In our family, soup came in many forms. Take Minestrone, for example. Some said you started it with a mixture of diced celery, onion, and carrot, nurtured, and coddled gently in olive oil over low heat. Then, you’d add your vegetables and sauté them for a while and add water and allow it all to meld together until the greens become soft and intoxicating. Dad had his own no-nonsense approach: “Ahhh, just trow da vegetables into da pot and let ‘em cook, fa chrissake!”

There was bean soup, or what the Sicilians in our neighborhood called pasta fazool. If you put ten Sicilians, ten Neapolitans, and ten Venetians in a room you’d be offered a couple of hundred excellent variations of this peasant delicacy.

And Ah! There was Pasta Lenticchie. Or what my mother called “pasta lendique.” A simple blend of boiled lentils and tubettini pasta, this meaty flavor could send me to high heaven. Years later, Laura and I would argue for hours about whether Mom started her lentils with a ham hock, a slice of bacon, or a few diced aromatic vegetables. “You’re supposed to know,” I would scream at my sister, with the same venom I’d learned from all of them back then—feeling sheepishly apologetic a moment later.

Then there was Pastina. If Pastina brought us the salvation of chicken broth and all its curative blessings, its little pasta “stars” suspended in a translucent liquid firmament, then minestrone was the reality: The chaos of swirling vegetables, like sticks and stones tumbling in an earthy broth. If Pastina epitomized my mother’s nurturing, minestrone represented Dad’s dark, reckless abandon. If Pastina was hope and salvation, minestrone represented the murky insanity of all our hopes of escaping Queens.
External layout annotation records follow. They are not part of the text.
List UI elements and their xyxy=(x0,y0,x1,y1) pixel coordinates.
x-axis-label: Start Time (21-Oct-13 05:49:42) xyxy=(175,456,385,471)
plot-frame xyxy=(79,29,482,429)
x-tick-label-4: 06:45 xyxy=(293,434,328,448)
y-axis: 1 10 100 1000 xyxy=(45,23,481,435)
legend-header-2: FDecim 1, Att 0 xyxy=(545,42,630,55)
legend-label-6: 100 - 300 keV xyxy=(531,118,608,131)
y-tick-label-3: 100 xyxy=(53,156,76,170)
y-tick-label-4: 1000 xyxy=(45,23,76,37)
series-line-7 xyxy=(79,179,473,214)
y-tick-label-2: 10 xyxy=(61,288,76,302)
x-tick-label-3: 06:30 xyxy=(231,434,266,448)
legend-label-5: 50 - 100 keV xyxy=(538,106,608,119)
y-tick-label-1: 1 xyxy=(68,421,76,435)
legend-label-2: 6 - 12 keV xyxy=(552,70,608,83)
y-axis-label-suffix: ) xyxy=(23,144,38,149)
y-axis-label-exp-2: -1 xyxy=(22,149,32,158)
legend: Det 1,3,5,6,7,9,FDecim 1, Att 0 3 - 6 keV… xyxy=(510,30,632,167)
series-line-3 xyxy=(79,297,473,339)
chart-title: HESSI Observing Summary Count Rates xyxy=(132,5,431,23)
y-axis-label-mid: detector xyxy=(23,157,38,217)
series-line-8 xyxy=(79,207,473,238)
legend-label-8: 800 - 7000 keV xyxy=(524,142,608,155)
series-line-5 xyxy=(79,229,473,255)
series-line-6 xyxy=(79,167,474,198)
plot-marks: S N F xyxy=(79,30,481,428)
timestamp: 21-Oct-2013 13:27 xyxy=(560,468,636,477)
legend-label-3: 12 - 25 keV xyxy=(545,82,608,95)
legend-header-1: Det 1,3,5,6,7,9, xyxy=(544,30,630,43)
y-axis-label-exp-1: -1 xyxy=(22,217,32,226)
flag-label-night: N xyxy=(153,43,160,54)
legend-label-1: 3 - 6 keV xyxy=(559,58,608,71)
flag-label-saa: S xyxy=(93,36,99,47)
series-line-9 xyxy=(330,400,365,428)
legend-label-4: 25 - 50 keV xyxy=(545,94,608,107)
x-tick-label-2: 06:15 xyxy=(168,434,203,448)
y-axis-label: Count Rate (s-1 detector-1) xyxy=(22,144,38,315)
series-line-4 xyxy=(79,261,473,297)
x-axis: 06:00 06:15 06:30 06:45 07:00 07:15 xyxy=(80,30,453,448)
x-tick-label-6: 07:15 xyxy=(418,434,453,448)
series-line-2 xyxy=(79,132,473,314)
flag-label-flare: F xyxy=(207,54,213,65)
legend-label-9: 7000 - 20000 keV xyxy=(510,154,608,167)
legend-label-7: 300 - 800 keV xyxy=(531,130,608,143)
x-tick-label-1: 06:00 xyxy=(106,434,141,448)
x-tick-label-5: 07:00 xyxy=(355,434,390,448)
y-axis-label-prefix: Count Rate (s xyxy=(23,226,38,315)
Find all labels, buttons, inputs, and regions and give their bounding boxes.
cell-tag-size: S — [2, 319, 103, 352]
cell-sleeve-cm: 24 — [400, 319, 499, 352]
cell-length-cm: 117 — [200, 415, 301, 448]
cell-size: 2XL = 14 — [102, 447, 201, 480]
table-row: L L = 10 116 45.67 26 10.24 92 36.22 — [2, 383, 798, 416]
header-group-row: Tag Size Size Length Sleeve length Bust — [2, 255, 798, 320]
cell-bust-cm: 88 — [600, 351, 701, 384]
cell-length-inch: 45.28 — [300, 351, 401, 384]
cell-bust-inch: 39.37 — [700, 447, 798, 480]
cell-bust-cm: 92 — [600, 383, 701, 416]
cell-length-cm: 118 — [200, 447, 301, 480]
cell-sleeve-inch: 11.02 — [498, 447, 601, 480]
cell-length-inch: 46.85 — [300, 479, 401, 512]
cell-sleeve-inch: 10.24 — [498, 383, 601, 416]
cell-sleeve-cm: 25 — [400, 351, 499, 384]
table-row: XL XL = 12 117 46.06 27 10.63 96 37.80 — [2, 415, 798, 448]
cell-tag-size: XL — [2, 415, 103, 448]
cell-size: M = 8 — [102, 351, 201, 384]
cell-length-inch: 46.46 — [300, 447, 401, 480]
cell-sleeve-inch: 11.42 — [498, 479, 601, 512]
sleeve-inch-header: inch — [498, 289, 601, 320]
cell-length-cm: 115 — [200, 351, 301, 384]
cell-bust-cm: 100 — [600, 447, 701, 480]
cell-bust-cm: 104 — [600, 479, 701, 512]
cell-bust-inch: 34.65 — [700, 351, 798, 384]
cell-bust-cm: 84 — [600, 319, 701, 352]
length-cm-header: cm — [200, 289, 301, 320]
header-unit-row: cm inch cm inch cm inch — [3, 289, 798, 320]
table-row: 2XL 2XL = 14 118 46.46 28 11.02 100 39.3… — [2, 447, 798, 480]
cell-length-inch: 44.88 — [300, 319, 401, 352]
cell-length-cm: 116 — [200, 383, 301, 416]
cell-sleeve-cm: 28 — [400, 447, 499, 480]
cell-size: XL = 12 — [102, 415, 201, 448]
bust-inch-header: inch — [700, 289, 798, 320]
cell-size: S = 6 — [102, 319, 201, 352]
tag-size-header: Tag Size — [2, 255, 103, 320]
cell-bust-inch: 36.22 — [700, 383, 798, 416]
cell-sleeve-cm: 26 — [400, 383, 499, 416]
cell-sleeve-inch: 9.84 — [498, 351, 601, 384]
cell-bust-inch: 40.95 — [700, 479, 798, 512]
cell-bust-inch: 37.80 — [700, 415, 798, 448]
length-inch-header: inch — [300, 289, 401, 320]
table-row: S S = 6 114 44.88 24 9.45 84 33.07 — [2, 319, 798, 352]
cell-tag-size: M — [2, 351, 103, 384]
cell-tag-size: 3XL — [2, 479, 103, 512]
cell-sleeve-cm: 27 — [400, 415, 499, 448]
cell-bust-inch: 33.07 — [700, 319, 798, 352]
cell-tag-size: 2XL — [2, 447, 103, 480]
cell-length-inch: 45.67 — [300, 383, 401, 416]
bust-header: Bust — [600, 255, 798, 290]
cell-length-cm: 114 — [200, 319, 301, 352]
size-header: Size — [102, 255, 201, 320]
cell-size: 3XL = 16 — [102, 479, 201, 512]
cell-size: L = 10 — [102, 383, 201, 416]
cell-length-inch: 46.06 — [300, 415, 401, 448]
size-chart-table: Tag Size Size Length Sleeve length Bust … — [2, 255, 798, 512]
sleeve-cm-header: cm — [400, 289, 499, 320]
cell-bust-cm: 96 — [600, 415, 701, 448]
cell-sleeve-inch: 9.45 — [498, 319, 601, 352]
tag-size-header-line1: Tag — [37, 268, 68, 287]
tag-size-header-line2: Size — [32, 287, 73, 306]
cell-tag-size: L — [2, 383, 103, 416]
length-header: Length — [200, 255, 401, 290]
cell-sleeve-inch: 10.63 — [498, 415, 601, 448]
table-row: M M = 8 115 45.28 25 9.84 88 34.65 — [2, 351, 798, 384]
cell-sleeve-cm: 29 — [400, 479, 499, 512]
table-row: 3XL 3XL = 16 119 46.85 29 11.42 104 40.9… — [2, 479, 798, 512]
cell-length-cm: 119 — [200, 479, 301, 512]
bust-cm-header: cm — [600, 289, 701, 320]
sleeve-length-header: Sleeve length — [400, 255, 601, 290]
But it wasn’t pastina that starts my story. It was Bitter Greens. Bitter because of Dad’s crazy lifestyle; savory because of Mom’s constant ability to assuage our anguish.

You’ll hear all Pastina later and about the Sicilian, Freddie who moved into our apartment to make book—because Dad surely must have owed him dearly for some undisclosed gambling debt.

For now, though, please be satisfied being soothed by Minestra di Verdura. It sure worked for me. Although I lived in a thick ethnic ragout of food, argument, and activity, a warm bowl of peasant soup, cut right through any stress, mild or aggravated and it was the main reason we managed to escape the Queens Bridge Projects and on to freedom in California.